“Bunny loved books.” Bunny loves to hide in the bushes and listen to the nice lady with the red glasses read to the children on the front steps of the library. He can close his eyes and imagine that he is scaling treacherous mountains, captaining a pirate ship, or ruling an exotic country on the other side of the world. Bunny learns that through the world of books, you can live a thousand lives.
When Fall comes, story time moves inside. Bunny peers through windows to glean a story or two, but he desperately misses those wonderful books. One night he can’t sleep, and he creeps to the library hoping to find a way in. Unfortunately, every window and door is locked tight.
But Bunny is a resourceful critter, and he finds the book drop. With a hop and a squish, Bunny squeezes through, and he’s inside his beloved library at last. There are hundreds of books, and Bunny races from one section of the library to the next. He grabs as many as he can carry and drags them through the forest to his cozy burrow. Soon Bunny is bringing his friends along, including Mole, Bear, Frog and Squirrel. They all love the library, and sneak books out to read at home.

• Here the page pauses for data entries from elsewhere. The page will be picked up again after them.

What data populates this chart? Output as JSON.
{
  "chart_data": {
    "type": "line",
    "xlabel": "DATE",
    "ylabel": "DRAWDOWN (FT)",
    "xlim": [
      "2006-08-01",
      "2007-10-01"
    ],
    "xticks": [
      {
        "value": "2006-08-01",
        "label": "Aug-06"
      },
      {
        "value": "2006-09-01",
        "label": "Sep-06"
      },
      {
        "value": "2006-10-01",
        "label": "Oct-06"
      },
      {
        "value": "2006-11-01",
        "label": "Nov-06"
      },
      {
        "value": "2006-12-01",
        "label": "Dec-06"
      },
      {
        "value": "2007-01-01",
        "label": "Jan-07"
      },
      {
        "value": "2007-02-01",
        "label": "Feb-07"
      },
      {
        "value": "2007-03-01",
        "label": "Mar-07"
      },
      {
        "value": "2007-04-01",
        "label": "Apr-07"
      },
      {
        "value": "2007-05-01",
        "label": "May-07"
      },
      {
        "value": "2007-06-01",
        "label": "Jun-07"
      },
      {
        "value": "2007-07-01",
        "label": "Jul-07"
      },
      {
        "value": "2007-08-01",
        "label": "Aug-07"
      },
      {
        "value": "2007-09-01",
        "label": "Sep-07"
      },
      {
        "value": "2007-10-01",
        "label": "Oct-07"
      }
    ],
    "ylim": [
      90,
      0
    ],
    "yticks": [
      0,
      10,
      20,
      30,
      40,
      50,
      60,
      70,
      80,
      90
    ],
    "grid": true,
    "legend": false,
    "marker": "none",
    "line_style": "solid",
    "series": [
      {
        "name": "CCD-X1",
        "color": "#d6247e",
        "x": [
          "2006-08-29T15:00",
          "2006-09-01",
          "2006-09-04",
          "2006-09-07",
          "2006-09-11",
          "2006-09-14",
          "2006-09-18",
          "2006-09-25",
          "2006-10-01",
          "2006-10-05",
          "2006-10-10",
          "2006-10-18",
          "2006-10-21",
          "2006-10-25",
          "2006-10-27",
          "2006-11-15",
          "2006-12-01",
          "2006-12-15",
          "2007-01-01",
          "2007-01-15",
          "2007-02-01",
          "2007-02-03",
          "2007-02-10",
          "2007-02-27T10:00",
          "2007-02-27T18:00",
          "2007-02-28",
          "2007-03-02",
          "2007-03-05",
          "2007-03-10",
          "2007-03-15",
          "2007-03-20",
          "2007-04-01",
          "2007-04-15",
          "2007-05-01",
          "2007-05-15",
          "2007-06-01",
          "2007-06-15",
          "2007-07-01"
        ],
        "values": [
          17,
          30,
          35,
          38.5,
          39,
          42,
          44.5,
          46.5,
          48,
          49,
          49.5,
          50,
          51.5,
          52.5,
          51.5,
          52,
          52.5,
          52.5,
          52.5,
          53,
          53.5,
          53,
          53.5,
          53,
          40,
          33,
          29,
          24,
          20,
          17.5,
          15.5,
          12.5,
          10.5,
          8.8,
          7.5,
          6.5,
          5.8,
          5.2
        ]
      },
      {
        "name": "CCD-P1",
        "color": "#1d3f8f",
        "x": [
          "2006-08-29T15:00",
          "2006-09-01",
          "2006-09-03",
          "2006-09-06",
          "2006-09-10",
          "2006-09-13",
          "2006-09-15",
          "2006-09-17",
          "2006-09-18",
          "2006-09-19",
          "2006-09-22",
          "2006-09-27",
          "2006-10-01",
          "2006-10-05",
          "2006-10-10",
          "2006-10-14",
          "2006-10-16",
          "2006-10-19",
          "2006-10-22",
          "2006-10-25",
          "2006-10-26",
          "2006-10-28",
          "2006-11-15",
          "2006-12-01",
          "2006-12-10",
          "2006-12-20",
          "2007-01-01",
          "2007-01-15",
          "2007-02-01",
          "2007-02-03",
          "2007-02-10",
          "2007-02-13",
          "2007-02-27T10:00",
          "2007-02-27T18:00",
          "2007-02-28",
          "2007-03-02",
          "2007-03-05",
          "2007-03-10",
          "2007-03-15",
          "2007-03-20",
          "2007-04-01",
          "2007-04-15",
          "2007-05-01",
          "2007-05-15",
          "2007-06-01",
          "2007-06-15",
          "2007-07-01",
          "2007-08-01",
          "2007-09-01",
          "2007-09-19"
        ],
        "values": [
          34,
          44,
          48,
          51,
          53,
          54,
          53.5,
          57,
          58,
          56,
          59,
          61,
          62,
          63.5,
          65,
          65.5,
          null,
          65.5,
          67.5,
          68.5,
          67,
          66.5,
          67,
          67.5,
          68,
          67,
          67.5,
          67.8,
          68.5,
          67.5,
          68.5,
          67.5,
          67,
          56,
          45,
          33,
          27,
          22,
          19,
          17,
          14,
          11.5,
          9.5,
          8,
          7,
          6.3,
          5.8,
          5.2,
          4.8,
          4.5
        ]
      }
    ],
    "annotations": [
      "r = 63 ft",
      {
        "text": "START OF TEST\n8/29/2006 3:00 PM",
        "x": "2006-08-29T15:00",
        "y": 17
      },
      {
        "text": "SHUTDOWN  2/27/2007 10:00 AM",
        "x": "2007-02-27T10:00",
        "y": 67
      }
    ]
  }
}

One evening the librarian shows up. “Follow me,” she says sternly. Heads low, the animals follow her for a punishment. But the nice librarian surprises them, and gives them each their own library cards. From now on, Bunny and his friends can borrow books (and bring them back!) whenever they want. The story ends with Bunny selecting a book for his very own book club. Now the forest friends can sit and read together in Bunny’s snuggly burrow.

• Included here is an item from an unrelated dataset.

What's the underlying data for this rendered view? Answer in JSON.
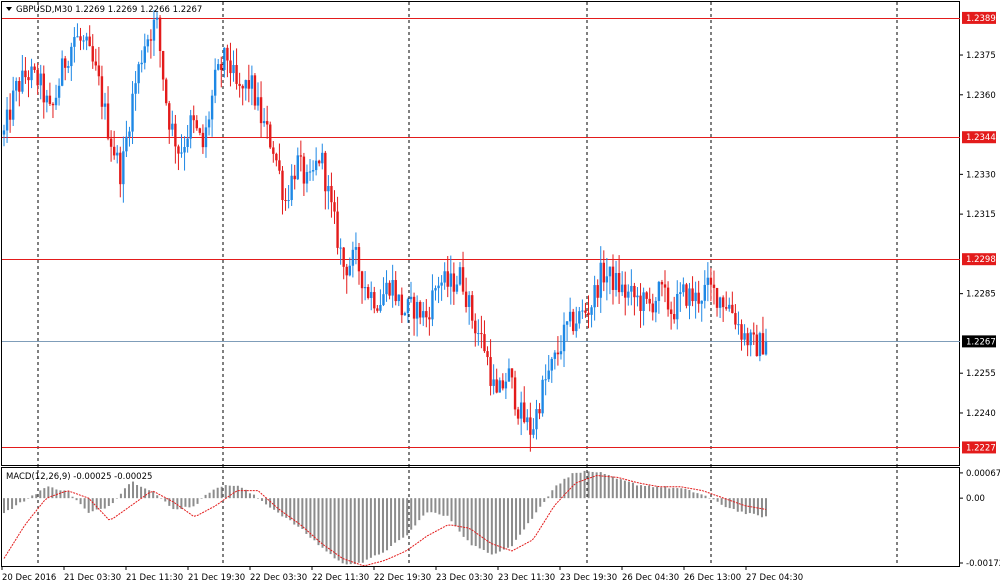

These forest critters are ready to read, and adore exploring the world of books just like children. What an excellent message about reading and friendship, as well as returning the books you borrowed on time. Annie Silvestro’s debut picture book is adorably sweet and perfectly paced. There’s a bit of adventure – will Bunny get in trouble? But overall the story is low-stress and comforting for reading just before bed. Silvestro has an ear for lyrical prose, pulling young readers in to a fantastical world of literate and very sneaky animals.
Tatjana Mai-Wyss’ water color illustrations are as warm and inviting as the story. Each page is full of detail that children will love to point out. The animals are artfully rendered with a loving hand. Bunny’s enormous doe eyes and stylishly long ears make him an instant favorite.

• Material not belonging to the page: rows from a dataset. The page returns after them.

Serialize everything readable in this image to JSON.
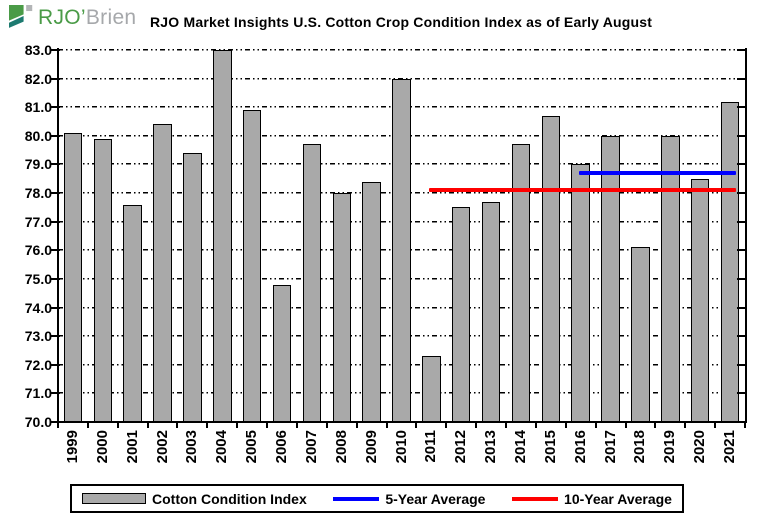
{
  "logo": {
    "rjo": "RJO",
    "apostrophe": "’",
    "brien": "Brien",
    "green": "#4a9b47",
    "teal": "#1d7a70",
    "gray": "#a6a8ab"
  },
  "title": "RJO Market Insights U.S. Cotton Crop Condition Index as of Early August",
  "chart_data": {
    "type": "bar",
    "title": "RJO Market Insights U.S. Cotton Crop Condition Index as of Early August",
    "categories": [
      "1999",
      "2000",
      "2001",
      "2002",
      "2003",
      "2004",
      "2005",
      "2006",
      "2007",
      "2008",
      "2009",
      "2010",
      "2011",
      "2012",
      "2013",
      "2014",
      "2015",
      "2016",
      "2017",
      "2018",
      "2019",
      "2020",
      "2021"
    ],
    "series": [
      {
        "name": "Cotton Condition Index",
        "values": [
          80.1,
          79.9,
          77.6,
          80.4,
          79.4,
          83.0,
          80.9,
          74.8,
          79.7,
          78.0,
          78.4,
          82.0,
          72.3,
          77.5,
          77.7,
          79.7,
          80.7,
          79.0,
          80.0,
          76.1,
          80.0,
          78.5,
          81.2
        ]
      }
    ],
    "ylim": [
      70.0,
      83.0
    ],
    "y_tick_step": 1.0,
    "y_tick_labels": [
      "83.0",
      "82.0",
      "81.0",
      "80.0",
      "79.0",
      "78.0",
      "77.0",
      "76.0",
      "75.0",
      "74.0",
      "73.0",
      "72.0",
      "71.0",
      "70.0"
    ],
    "xlabel": "",
    "ylabel": "",
    "grid": "horizontal-dashed",
    "bar_color": "#a9a9a9",
    "bar_border_color": "#000000",
    "reference_lines": [
      {
        "name": "5-Year Average",
        "value": 78.7,
        "color": "#0000ff",
        "start_category": "2016",
        "end_category": "2021"
      },
      {
        "name": "10-Year Average",
        "value": 78.1,
        "color": "#ff0000",
        "start_category": "2011",
        "end_category": "2021"
      }
    ],
    "legend": {
      "position": "bottom",
      "items": [
        {
          "label": "Cotton Condition Index",
          "swatch": "bar",
          "color": "#a9a9a9"
        },
        {
          "label": "5-Year Average",
          "swatch": "line",
          "color": "#0000ff"
        },
        {
          "label": "10-Year Average",
          "swatch": "line",
          "color": "#ff0000"
        }
      ]
    }
  }
}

The human characters are perfectly diverse. The librarian is African American, and the children are a mix of races and genders. Silvestro and Mai-Wyss pay careful attention to representation, and pull it off well.
The pages are classically matte, and the cover features a bold matte and spot-gloss finish that really pops on the shelf. My favorite detail was the retro touch of an old-fashioned library book-pocket on the inside cover.